O grupo de extermínio é constituído por um coletivo de pessoas que busca

caçar e matar supostos criminosos, ou ex-detentos, com a principal finalidade de

expurgar esses indivíduos da sua vila, bairro ou cidade. (NASCIMENTO, 2015).

Segundo matéria escrita por Paulo Nascimento, veiculada pelo noticiário

eletrônico “Novo Jornal”:

Quase 200 policiais federais e militares foram às ruas ontem (8) pela manhã para prender 15 pessoas, sendo quase todas elas membros da Polícia Militar do RN, e cumprir 25 mandados de busca e a apreensão sob a acusação de formação de um grupo de extermínio com atuação na Região Metropolitana de Natal entre 2011 e 2015. Dentre os presos estão membros de pelo menos três batalhões da PM que atuam na capital do estado. (NASCIMENTO, 2015).

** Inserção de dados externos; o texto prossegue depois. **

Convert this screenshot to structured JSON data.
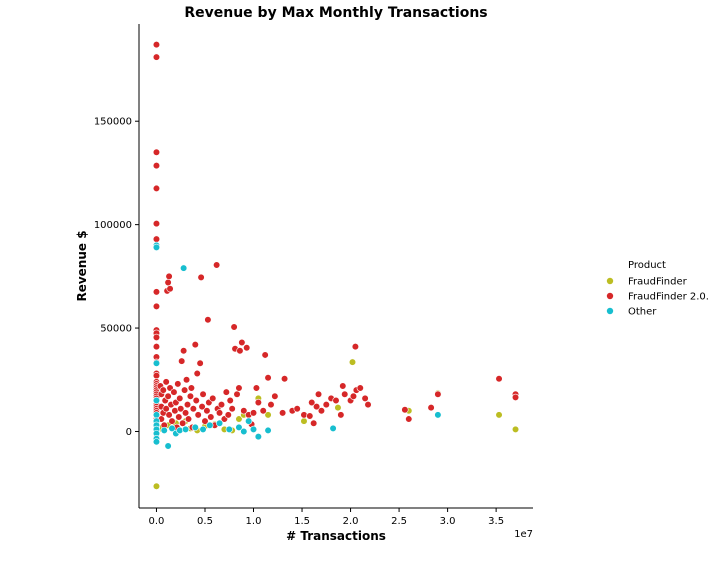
{
  "chart_data": {
    "type": "scatter",
    "title": "Revenue by Max Monthly Transactions",
    "xlabel": "# Transactions",
    "ylabel": "Revenue $",
    "x_offset_text": "1e7",
    "xlim": [
      -1800000,
      38800000
    ],
    "ylim": [
      -37000,
      197000
    ],
    "x_ticks": [
      0,
      5000000,
      10000000,
      15000000,
      20000000,
      25000000,
      30000000,
      35000000
    ],
    "x_tick_labels": [
      "0.0",
      "0.5",
      "1.0",
      "1.5",
      "2.0",
      "2.5",
      "3.0",
      "3.5"
    ],
    "y_ticks": [
      0,
      50000,
      100000,
      150000
    ],
    "y_tick_labels": [
      "0",
      "50000",
      "100000",
      "150000"
    ],
    "grid": false,
    "legend": {
      "title": "Product",
      "placement": "right"
    },
    "series": [
      {
        "name": "FraudFinder",
        "color": "#bcbd22",
        "points": [
          [
            0,
            -26500
          ],
          [
            200000,
            1000
          ],
          [
            600000,
            2000
          ],
          [
            1200000,
            3000
          ],
          [
            2000000,
            4000
          ],
          [
            3000000,
            5000
          ],
          [
            3500000,
            1500
          ],
          [
            4200000,
            500
          ],
          [
            5000000,
            2500
          ],
          [
            6000000,
            3500
          ],
          [
            7000000,
            1000
          ],
          [
            7800000,
            500
          ],
          [
            8500000,
            6000
          ],
          [
            9000000,
            8000
          ],
          [
            10500000,
            16000
          ],
          [
            11500000,
            8000
          ],
          [
            15200000,
            5000
          ],
          [
            18700000,
            11500
          ],
          [
            20200000,
            33500
          ],
          [
            26000000,
            10000
          ],
          [
            29000000,
            18500
          ],
          [
            35300000,
            8000
          ],
          [
            37000000,
            1000
          ]
        ]
      },
      {
        "name": "FraudFinder 2.0.",
        "color": "#d62728",
        "points": [
          [
            0,
            187000
          ],
          [
            0,
            181000
          ],
          [
            0,
            135000
          ],
          [
            0,
            128500
          ],
          [
            0,
            117500
          ],
          [
            0,
            100500
          ],
          [
            0,
            93000
          ],
          [
            0,
            89500
          ],
          [
            0,
            67500
          ],
          [
            0,
            60500
          ],
          [
            0,
            49000
          ],
          [
            0,
            47500
          ],
          [
            0,
            45500
          ],
          [
            0,
            41000
          ],
          [
            0,
            36000
          ],
          [
            0,
            33500
          ],
          [
            0,
            28000
          ],
          [
            0,
            27000
          ],
          [
            0,
            24000
          ],
          [
            0,
            23000
          ],
          [
            0,
            22000
          ],
          [
            0,
            21000
          ],
          [
            0,
            20000
          ],
          [
            0,
            19000
          ],
          [
            0,
            18000
          ],
          [
            0,
            17000
          ],
          [
            0,
            16000
          ],
          [
            0,
            15000
          ],
          [
            0,
            14000
          ],
          [
            0,
            13000
          ],
          [
            0,
            12000
          ],
          [
            0,
            11000
          ],
          [
            0,
            10000
          ],
          [
            0,
            9000
          ],
          [
            0,
            8000
          ],
          [
            0,
            7000
          ],
          [
            0,
            6000
          ],
          [
            0,
            5000
          ],
          [
            0,
            4000
          ],
          [
            0,
            3000
          ],
          [
            0,
            2000
          ],
          [
            0,
            1000
          ],
          [
            0,
            0
          ],
          [
            0,
            -1500
          ],
          [
            0,
            -3000
          ],
          [
            400000,
            22000
          ],
          [
            500000,
            18000
          ],
          [
            500000,
            12000
          ],
          [
            500000,
            6000
          ],
          [
            700000,
            20000
          ],
          [
            700000,
            9000
          ],
          [
            800000,
            3000
          ],
          [
            900000,
            15000
          ],
          [
            1000000,
            24000
          ],
          [
            1000000,
            11000
          ],
          [
            1100000,
            68000
          ],
          [
            1200000,
            72000
          ],
          [
            1300000,
            75000
          ],
          [
            1400000,
            69000
          ],
          [
            1200000,
            17000
          ],
          [
            1300000,
            8000
          ],
          [
            1400000,
            21000
          ],
          [
            1500000,
            13000
          ],
          [
            1600000,
            5000
          ],
          [
            1800000,
            19000
          ],
          [
            1900000,
            10000
          ],
          [
            2000000,
            14000
          ],
          [
            2100000,
            2000
          ],
          [
            2200000,
            23000
          ],
          [
            2300000,
            7000
          ],
          [
            2400000,
            16000
          ],
          [
            2500000,
            11000
          ],
          [
            2600000,
            34000
          ],
          [
            2700000,
            4000
          ],
          [
            2800000,
            39000
          ],
          [
            2900000,
            20000
          ],
          [
            3000000,
            9000
          ],
          [
            3100000,
            25000
          ],
          [
            3200000,
            13000
          ],
          [
            3300000,
            6000
          ],
          [
            3500000,
            17000
          ],
          [
            3600000,
            21000
          ],
          [
            3700000,
            2000
          ],
          [
            3800000,
            11000
          ],
          [
            4000000,
            42000
          ],
          [
            4100000,
            15000
          ],
          [
            4200000,
            28000
          ],
          [
            4300000,
            8000
          ],
          [
            4500000,
            33000
          ],
          [
            4600000,
            74500
          ],
          [
            4700000,
            12000
          ],
          [
            4800000,
            18000
          ],
          [
            5000000,
            5000
          ],
          [
            5200000,
            10000
          ],
          [
            5300000,
            54000
          ],
          [
            5400000,
            14000
          ],
          [
            5600000,
            7000
          ],
          [
            5800000,
            16000
          ],
          [
            6000000,
            3000
          ],
          [
            6200000,
            80500
          ],
          [
            6300000,
            11000
          ],
          [
            6500000,
            9000
          ],
          [
            6700000,
            13000
          ],
          [
            7000000,
            6000
          ],
          [
            7200000,
            19000
          ],
          [
            7400000,
            8000
          ],
          [
            7600000,
            15000
          ],
          [
            7800000,
            11000
          ],
          [
            8000000,
            50500
          ],
          [
            8100000,
            40000
          ],
          [
            8300000,
            18000
          ],
          [
            8500000,
            21000
          ],
          [
            8600000,
            39000
          ],
          [
            8800000,
            43000
          ],
          [
            9000000,
            10000
          ],
          [
            9300000,
            40500
          ],
          [
            9500000,
            8000
          ],
          [
            9800000,
            3500
          ],
          [
            10000000,
            9000
          ],
          [
            10300000,
            21000
          ],
          [
            10500000,
            14000
          ],
          [
            11000000,
            10000
          ],
          [
            11200000,
            37000
          ],
          [
            11500000,
            26000
          ],
          [
            11800000,
            13000
          ],
          [
            12200000,
            17000
          ],
          [
            13000000,
            9000
          ],
          [
            13200000,
            25500
          ],
          [
            14000000,
            10000
          ],
          [
            14500000,
            11000
          ],
          [
            15200000,
            8000
          ],
          [
            15800000,
            7500
          ],
          [
            16000000,
            14000
          ],
          [
            16200000,
            4000
          ],
          [
            16500000,
            12000
          ],
          [
            16700000,
            18000
          ],
          [
            17000000,
            10000
          ],
          [
            17500000,
            13000
          ],
          [
            18000000,
            16000
          ],
          [
            18500000,
            15000
          ],
          [
            19000000,
            8000
          ],
          [
            19200000,
            22000
          ],
          [
            19400000,
            18000
          ],
          [
            20000000,
            15000
          ],
          [
            20300000,
            17000
          ],
          [
            20500000,
            41000
          ],
          [
            20600000,
            20000
          ],
          [
            21000000,
            21000
          ],
          [
            21500000,
            16000
          ],
          [
            21800000,
            13000
          ],
          [
            25600000,
            10500
          ],
          [
            26000000,
            6000
          ],
          [
            28300000,
            11500
          ],
          [
            29000000,
            18000
          ],
          [
            35300000,
            25500
          ],
          [
            37000000,
            18000
          ],
          [
            37000000,
            16500
          ]
        ]
      },
      {
        "name": "Other",
        "color": "#17becf",
        "points": [
          [
            0,
            90000
          ],
          [
            0,
            89000
          ],
          [
            0,
            33000
          ],
          [
            0,
            15000
          ],
          [
            0,
            8000
          ],
          [
            0,
            5000
          ],
          [
            0,
            3000
          ],
          [
            0,
            1000
          ],
          [
            0,
            -1000
          ],
          [
            0,
            -3500
          ],
          [
            0,
            -5000
          ],
          [
            800000,
            500
          ],
          [
            1200000,
            -7000
          ],
          [
            1600000,
            1500
          ],
          [
            2000000,
            -1000
          ],
          [
            2400000,
            500
          ],
          [
            2800000,
            79000
          ],
          [
            3000000,
            1000
          ],
          [
            4000000,
            2000
          ],
          [
            4800000,
            1000
          ],
          [
            5500000,
            3000
          ],
          [
            6500000,
            4000
          ],
          [
            7500000,
            1000
          ],
          [
            8500000,
            2000
          ],
          [
            9000000,
            0
          ],
          [
            9500000,
            5000
          ],
          [
            10000000,
            1000
          ],
          [
            10500000,
            -2500
          ],
          [
            11500000,
            500
          ],
          [
            18200000,
            1500
          ],
          [
            29000000,
            8000
          ]
        ]
      }
    ]
  }
}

Ilustração 7: Momento da busca e apreensão de militares envolvidos em grupo de extermínio

Foto: Assessoria PF

O correio eletrônico de informações intitulado “Novo Jornal” noticiou que,

o grupo integrado por PMs e “pistoleiros de aluguel” teria cometido 16 homicídios e vários outros crimes, como extorsão e agiotagem, nos quatro anos recentes. A operação foi denominada de Thanatus (figura mitológica grega que personifica a morte) e foi feita em parceria entre a Polícia Federal e o Ministério Público do RN (MP-RN), através do Grupo de Atuação Especial de Combate ao Crime Organizado (Gaeco). Os mandados foram emitidos pela 5ª Vara Criminal da comarca de Natal. (NASCIMENTO, 2015).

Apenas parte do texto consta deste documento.